There's little question that the stock market is currently expensive. The S&P 500 sports a price-to-earnings ratio in the mid-20s, well above its historical average, and many high-quality stocks trade for even loftier multiples. Cheap stocks in this environment are few and far between.
But if you look hard enough, there are still some bargains to be found. Bed Bath & Beyond (NASDAQ:BBBY), Acacia Communications (NASDAQ:ACIA), and Chicago Bridge & Iron (NYSE:CBI) are all trading at depressed valuations. All three stocks come with significant risks, and all three could burn you if things go wrong. But there's plenty of upside if the worst-case scenarios fail to play out.
A retailer with a big problem
Bed Bath & Beyond is doing better than many other retailers. Fourth-quarter comparable sales grew by 0.4%, driven by 20% growth in online sales. The stores suffered a low single-digit decline, but an overall increase in sales makes Bed Bath & Beyond's results look stellar compared to some parts of the retail sector, particularly department stores.
The bottom line, however, is different story. As Bed Bath & Beyond shifts sales online, and as it continues to send out an unending stream of its ubiquitous "20% off" coupons, margins are taking a hit. Both gross and operating margins have been in decline since 2012, and net income has slumped by 34% from its peak. Share buybacks have boosted per-share earnings, but the company expects EPS to fall by as much as 10% in 2017.
Slumping earnings have dragged down the stock price, creating an interesting situation for investors looking for cheap stocks. Assuming EPS does fall by 10%, the stock currently trades for just 8.5 times forward earnings. The market is betting that things keep getting worse, and they very well may. But if Bed Bath & Beyond can stabilize the bottom line, that valuation will look overly pessimistic in retrospect. There's significant risk here, especially if sales begin to decline. But the valuation makes opening a small position tempting.
A small, cheap tech company
Acacia Communications makes optical interconnect products, counting cloud infrastructure providers and communication service providers as customers. Like with any small tech company, predicting the future is next to impossible. But Acacia has enjoyed both strong growth and impressive profitability over the past few years, and the stock is priced at what looks like a pessimistic level.
Shares of Acacia are down about 60% from their peak, and they recently took a big hit when the company guided for a significant revenue decline during the second quarter. The culprit is weak demand in China, which is affecting not only Acacia but the entire industry. The company expects this to be a temporary slowdown, with growth returning during the second half.
Acacia's market capitalization is now around $1.85 billion, about 15 times last year's adjusted earnings and 22 times analyst estimates for 2017 adjusted earnings.
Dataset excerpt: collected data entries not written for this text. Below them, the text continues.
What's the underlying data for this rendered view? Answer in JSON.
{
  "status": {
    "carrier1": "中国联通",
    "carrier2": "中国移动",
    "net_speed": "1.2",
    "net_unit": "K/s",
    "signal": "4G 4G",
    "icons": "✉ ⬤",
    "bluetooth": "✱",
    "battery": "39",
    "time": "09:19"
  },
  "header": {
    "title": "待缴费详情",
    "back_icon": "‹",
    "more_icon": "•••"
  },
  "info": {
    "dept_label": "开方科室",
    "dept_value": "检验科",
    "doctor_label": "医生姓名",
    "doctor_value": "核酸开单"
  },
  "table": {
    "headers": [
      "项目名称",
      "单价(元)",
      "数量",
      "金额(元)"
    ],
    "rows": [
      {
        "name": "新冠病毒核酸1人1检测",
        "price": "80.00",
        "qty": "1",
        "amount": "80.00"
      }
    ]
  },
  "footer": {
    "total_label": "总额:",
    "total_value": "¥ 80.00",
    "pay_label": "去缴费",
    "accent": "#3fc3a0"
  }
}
If the China slowdown turns out to be truly temporary, the stock could soar as the company returns to revenue and earnings growth in 2018. But if weak demand persists for longer than expected, the stock could tumble further. If a cheap small-cap tech stock is what you're after, Acacia is one to consider.
A beaten-down, century-old company
Shares of Chicago Bridge & Iron, a century-old engineering and construction company, have been hammered over the past few years. The stock is down a whopping 77% from its peak in early 2014, driven by a couple of factors. First, an ongoing legal dispute between CB&I and Westinghouse over CB&I's sale of its nuclear construction business could cost the company billions of dollars. Second, weak demand for its services, particularly in the energy sector, has led to slumping revenue and profits.
Revenue tumbled 17.4% in 2016, and CB&I reported a $313 million net loss, its second consecutive year of losses. Adjusted net income was $438 million last year, with the discrepancy due to various charges related to cost-to-complete estimates for its projects. The company expects to produce adjusted EPS between $3.50 and $4.00 in 2017, putting the stock price at just 5.4 times the midpoint of that range.
The Westinghouse lawsuit creates a lot of uncertainty, especially since CB&I's market capitalization is now just $2 billion, the same amount Westinghouse claims it's owed. On top of that, the company will need to turn its business around and return to earnings growth. A new CEO is taking the helm on July 1, with a challenging task ahead.
If the lawsuit doesn't go terribly wrong for CB&I, the stock could soar due to its beaten-down valuation alone. There's a lot of uncertainly and a lot of risk, but a single-digit earnings multiple should put the stock on your radar.